How do I install and run the DKIST data processing pipeline?

Summary

The DKIST Data Center Archive provides calibrated (a.k.a. Level 1, “L1”) data to the community. It does not provide access to raw (a.k.a. Level 0, “L0”) DKIST data via the User Portal for download. However, special requests can be made using a request form to the DC for raw data files. If the user has a justified reason to get these raw data, they can make a request to the DC for access (see <raw data instructions> (link available soon)). The DKIST pipeline calibrations software can be downloaded and installed following the instructions below.

 

Warning: Raw data requests and pipeline processing are for experts only. The dataset sizes are massive and working with these data requires a large amount of storage, processing power and python expertise.

Prerequisites to running DKIST L0 → L1 data processing

  1. The user will need to make a request for raw DKIST data; this request will be vetted by the DKIST project; if the request is granted, the user will get access to raw DKIST data. Without raw DKIST data, there is no value in running the DKIST L0->L1 processing pipeline.

  2. The user should already have downloaded and looked at the Level 1 datasets to determine why they need to rerun the data processing themselves. Reporting issues with the Level 1 datasets is encouraged and appreciated.

Instructions

  1. Set up your local python environment (python version must be 3.8 or greater, python 2.x is not supported) <download/setup site>.

  2. Install and run a Redis server which will act as the mapping store for data locations on your local disk (more details can be found at https://redis.io/download )

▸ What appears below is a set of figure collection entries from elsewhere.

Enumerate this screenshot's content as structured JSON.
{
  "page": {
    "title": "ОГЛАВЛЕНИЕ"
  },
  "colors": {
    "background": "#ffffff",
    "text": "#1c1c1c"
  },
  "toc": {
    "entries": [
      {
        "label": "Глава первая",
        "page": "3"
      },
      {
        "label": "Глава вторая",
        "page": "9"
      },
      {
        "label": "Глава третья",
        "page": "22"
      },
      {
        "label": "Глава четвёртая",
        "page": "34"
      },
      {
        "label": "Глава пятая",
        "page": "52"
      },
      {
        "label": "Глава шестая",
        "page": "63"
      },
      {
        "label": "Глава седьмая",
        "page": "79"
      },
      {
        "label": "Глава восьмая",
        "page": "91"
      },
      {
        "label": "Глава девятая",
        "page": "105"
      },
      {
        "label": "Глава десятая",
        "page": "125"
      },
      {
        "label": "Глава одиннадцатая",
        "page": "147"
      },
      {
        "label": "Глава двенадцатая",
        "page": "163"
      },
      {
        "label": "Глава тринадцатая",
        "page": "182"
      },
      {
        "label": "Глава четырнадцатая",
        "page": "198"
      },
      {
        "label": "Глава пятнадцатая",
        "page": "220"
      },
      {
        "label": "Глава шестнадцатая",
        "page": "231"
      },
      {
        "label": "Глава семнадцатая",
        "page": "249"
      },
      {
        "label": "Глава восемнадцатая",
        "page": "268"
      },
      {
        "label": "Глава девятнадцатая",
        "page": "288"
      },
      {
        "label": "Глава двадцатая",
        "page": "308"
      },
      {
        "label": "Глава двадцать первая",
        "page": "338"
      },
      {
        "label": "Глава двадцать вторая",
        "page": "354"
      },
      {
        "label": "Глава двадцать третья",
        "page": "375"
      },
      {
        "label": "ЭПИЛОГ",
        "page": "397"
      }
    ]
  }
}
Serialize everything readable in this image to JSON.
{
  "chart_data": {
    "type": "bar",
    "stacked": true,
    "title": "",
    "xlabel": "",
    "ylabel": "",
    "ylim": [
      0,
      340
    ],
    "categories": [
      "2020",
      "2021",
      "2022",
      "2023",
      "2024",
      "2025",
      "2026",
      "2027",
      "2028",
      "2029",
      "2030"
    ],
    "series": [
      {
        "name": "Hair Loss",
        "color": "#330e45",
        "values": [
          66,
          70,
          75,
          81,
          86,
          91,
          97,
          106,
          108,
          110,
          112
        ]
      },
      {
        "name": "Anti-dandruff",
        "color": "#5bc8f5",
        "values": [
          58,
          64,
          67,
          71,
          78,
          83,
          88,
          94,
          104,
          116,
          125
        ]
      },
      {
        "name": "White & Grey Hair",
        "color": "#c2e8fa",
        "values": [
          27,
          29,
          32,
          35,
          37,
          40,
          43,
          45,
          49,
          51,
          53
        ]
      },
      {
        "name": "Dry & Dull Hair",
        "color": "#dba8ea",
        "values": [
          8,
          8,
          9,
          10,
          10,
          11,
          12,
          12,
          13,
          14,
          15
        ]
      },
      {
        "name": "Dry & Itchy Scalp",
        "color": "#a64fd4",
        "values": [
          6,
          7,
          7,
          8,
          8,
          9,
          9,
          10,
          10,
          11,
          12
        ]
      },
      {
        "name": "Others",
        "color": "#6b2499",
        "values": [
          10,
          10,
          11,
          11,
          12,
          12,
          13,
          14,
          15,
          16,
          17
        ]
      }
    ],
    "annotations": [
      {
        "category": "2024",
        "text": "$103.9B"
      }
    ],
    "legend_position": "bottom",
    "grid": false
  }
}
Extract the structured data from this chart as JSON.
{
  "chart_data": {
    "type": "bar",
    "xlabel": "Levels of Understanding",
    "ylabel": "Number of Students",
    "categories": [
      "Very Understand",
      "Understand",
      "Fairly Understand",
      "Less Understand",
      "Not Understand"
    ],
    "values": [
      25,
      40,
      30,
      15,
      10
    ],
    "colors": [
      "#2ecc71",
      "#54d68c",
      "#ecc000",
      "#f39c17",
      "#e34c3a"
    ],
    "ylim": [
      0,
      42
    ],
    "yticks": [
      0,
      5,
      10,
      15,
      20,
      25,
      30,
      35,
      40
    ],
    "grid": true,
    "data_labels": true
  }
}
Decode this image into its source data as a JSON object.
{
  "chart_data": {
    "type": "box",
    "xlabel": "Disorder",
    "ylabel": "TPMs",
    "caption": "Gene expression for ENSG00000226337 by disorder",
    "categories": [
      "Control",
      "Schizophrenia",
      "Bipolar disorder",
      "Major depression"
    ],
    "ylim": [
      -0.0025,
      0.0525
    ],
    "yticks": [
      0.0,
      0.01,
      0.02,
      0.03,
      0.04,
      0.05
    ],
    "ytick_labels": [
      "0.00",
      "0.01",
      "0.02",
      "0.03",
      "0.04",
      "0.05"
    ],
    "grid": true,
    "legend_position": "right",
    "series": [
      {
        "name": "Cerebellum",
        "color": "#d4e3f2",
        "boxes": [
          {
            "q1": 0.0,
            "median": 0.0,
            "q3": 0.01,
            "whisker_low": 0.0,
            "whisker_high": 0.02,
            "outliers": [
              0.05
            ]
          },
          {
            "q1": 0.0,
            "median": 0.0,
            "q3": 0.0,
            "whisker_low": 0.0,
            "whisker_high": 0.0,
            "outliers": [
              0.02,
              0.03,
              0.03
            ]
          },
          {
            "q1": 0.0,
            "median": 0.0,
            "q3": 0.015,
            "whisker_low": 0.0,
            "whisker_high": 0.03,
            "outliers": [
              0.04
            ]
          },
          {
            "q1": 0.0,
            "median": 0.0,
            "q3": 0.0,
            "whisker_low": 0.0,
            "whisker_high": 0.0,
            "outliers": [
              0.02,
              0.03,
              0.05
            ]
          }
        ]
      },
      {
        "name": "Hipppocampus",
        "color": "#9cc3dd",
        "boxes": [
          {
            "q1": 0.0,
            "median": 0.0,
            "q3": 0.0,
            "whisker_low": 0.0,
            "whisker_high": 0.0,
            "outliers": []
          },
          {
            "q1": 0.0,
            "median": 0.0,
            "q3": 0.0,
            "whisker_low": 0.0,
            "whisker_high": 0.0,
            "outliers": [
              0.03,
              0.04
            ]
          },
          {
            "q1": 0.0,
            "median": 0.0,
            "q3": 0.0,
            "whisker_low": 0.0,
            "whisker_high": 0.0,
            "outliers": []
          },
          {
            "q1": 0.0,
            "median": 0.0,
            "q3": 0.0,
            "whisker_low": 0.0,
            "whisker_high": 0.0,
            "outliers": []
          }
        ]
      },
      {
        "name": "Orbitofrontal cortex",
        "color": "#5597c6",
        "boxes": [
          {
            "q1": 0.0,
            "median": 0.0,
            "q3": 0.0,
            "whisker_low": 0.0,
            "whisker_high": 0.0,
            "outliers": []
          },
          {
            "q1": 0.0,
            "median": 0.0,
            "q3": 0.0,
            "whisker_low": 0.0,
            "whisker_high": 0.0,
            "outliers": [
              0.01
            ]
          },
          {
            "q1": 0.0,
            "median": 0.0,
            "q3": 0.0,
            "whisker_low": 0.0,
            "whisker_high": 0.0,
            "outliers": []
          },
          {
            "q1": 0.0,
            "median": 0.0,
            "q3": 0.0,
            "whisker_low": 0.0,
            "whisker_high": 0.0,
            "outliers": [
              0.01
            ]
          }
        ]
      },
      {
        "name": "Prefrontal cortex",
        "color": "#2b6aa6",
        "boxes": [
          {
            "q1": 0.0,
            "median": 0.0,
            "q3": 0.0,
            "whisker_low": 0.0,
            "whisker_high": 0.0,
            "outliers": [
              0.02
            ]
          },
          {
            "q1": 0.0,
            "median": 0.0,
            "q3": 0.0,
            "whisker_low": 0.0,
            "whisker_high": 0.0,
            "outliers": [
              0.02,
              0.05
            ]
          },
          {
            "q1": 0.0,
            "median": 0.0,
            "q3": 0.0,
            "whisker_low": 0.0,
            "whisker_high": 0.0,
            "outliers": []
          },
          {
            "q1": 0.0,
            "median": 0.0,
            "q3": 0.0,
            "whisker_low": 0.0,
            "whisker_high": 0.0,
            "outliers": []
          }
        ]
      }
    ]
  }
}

  3. Choose which DKIST instrument you are using for your local pipeline.

  4. Clone the relevant instrument repository (named dkist-processing-*instrument*) which can be found at https://pypi.org/user/dkistdc/

  5. Go to the directory you cloned the pipeline code into and run pip install -e . in a terminal to install the package into your python environment.

  6. Use the included ManualProcessing object to run either DKIST calibration modules or your own custom written calibration modules (see the <documentation> that comes with the instrument pipelines for more details on how to do this).

 

Reprocessing raw DKIST data requires expertise. If you find an issue with the DKIST processing pipeline(s), please notify the DKIST Data Center Archive by filing a Help Desk ticket. It is important to make sure the DKIST public archive is updated to reflect any bugs or problems with software and/or data.